Vincenzo kendi ifadesiyle “İslâm dininin kökeni üzerine Batı romanının akıcılığını ve doğu bilgeliğinin içeriğini haiz bir hikaye” yazmak amacıyla yola çıkıyor.

Ahmad Vincenzo'nun Yesrib'de Bahar adlı kitabı okuyucuyu günümüzden İslâm'ın Medine dönemine doğru bir seyahate çıkarmayı amaçlıyor. Seyahat genel olarak Zeyd b. Sâbit'in rehberliğinde, onun penceresinden Siyer'i bir kez daha okuma imkânı veriyor. Vincenzo kendi ifadesiyle  "İslâm dininin kökeni üzerine Batı romanının akıcılığını ve doğu bilgeliğinin içeriğini haiz bir hikaye" yazmak amacıyla yola çıkıyor.  İbn İshâk, İbn Sa‘d, Buhârî, Taberî, Kâdı İyâz ve Nevevî gibi temel kaynaklar ve bu kaynaklara dayalı olarak Hz. Peygamber'in hayatını ele alan Leone Caetani, Martin Lings ve Muhammed Hamidullah gibi meşhur araştırmacıların eserleri üzerinden Medine dönemini bir roman üslubuyla anlatıyor. Bununla birlikte eseri yazarın kurguladığı "bir roman" olarak değerlendirmek doğru değildir. Esasen yazarın herhangi bir şekilde tarihî olaylara ve yaşanan gerçekliklere gölge düşürmemek adına roman üslûbundan yararlanmayı tercih ettiği anlaşılıyor. Temel kaynaklardan ve araştırmalardan hareketle tespit ettiği gerçek kişilikler ve olayları edebî bir anlatımla yoğurarak Medine dönemini okuyucunun zihninde daha kolay anlaşılır  bir hale getiriyor ve  kalıcı izler bırakmayı başarıyor. Bu haliyle Yesrib'de Bahar, temelde bir Siyer anlatımı olup günümüz okuyucusunu göz önünde bulundurarak rivayetleri anlamlı ve akıcı bir üslûpla örmek için edebî unsurlardan yararlanan bir eser olarak dikkat çekiyor.
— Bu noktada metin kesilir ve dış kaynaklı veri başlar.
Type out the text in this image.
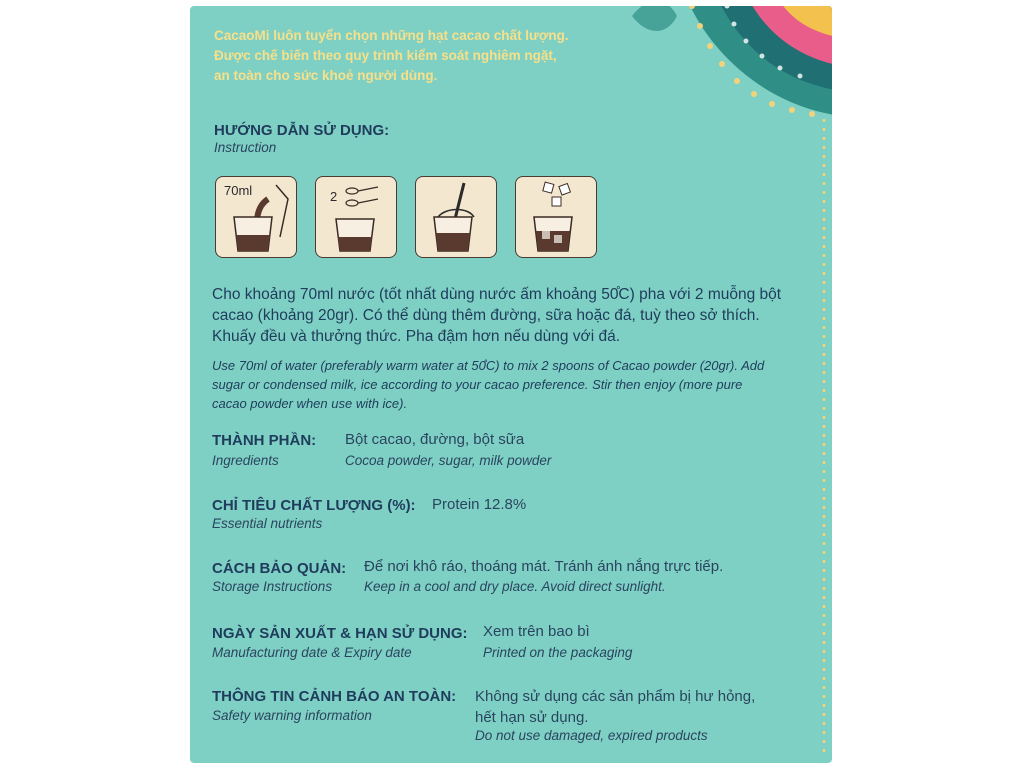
CacaoMi luôn tuyển chọn những hạt cacao chất lượng.
Được chế biến theo quy trình kiểm soát nghiêm ngặt,
an toàn cho sức khoẻ người dùng.
HƯỚNG DẪN SỬ DỤNG:
Instruction
70ml	2
Cho khoảng 70ml nước (tốt nhất dùng nước ấm khoảng 50̊C) pha với 2 muỗng bột
cacao (khoảng 20gr). Có thể dùng thêm đường, sữa hoặc đá, tuỳ theo sở thích.
Khuấy đều và thưởng thức. Pha đậm hơn nếu dùng với đá.
Use 70ml of water (preferably warm water at 50̊C) to mix 2 spoons of Cacao powder (20gr). Add
sugar or condensed milk, ice according to your cacao preference. Stir then enjoy (more pure
cacao powder when use with ice).
THÀNH PHẦN:
Ingredients
Bột cacao, đường, bột sữa
Cocoa powder, sugar, milk powder
CHỈ TIÊU CHẤT LƯỢNG (%):
Essential nutrients
Protein 12.8%
CÁCH BẢO QUẢN:
Storage Instructions
Để nơi khô ráo, thoáng mát. Tránh ánh nắng trực tiếp.
Keep in a cool and dry place. Avoid direct sunlight.
NGÀY SẢN XUẤT & HẠN SỬ DỤNG:
Manufacturing date & Expiry date
Xem trên bao bì
Printed on the packaging
THÔNG TIN CẢNH BÁO AN TOÀN:
Safety warning information
Không sử dụng các sản phẩm bị hư hỏng,
hết hạn sử dụng.
Do not use damaged, expired products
Kitabın yazarı Ahmad Vincenzo 1961 yılında İtalya'nın Napoli şehrinde dünyaya geliyor ve 1990 yılında da İslâm'ı kabul ediyor. Halen Napoli II. Federico Üniversitesi'nde dersler veren Vincenzo'nun Yesrib'de Bahar adlı eserinde Batı kültür ortamında yetişmiş okuyucuların zihin dünyasına hitap edebilmek için azami dikkat gösterdiği gözlemleniyor. Eserde yazarın İslâm'ı seçmesiyle sonuçlanan süreç, diğer bir ifadeyle kendisinin bu konudaki şahsi tecrübesi İslâm'ın ilk döneminde gerek müşrik, gerek Hıristiyan ve gerekse Yahudi olsun, gerek ılımlı gerekse azılı muhalif olsun  İslâmiyeti kabul edip Hz. Peygamber'in çevresinde yer alma saadetine eren kutlu insanların bu süreçteki düşüncelerini ve  iç dünyalarını başarılı bir şekilde yansıtmasına yardımcı oluyor. Yazarın bazı hususların izahında İslâm tasavvuf geleneğindeki anlatımlardan yararlanması ise onun bu noktadaki birikimini ve eğilimini yansıtıyor. Vincenzo'nun bu eseri yazmaktaki temel amacının çoğu defa yanlış ve eksik bilgilenme veya tarihte kökleşmiş düşmanlıklar sebebiyle İslâm'a ve Müslümanlara önyargılı tutumunu sürdüren Batı dünyasının  daha mutedil ve insaflı bir yaklaşım sergilemesine zemin hazırlamak olduğunu söylemek mümkündür. Nitekim Önsözde bu amacını şöyle ifade ediyor: "Eğer sonunda Doğu ve Batı birbirine biraz daha yakınlaşırsa ve birbirlerini daha iyi tanıma arzusu, kuşkuyu ve korkuyu biraz da olsa bastırırsa, tüm çabalarımın karşılığını görmüş olarak kendimi mutlu addedeceğim".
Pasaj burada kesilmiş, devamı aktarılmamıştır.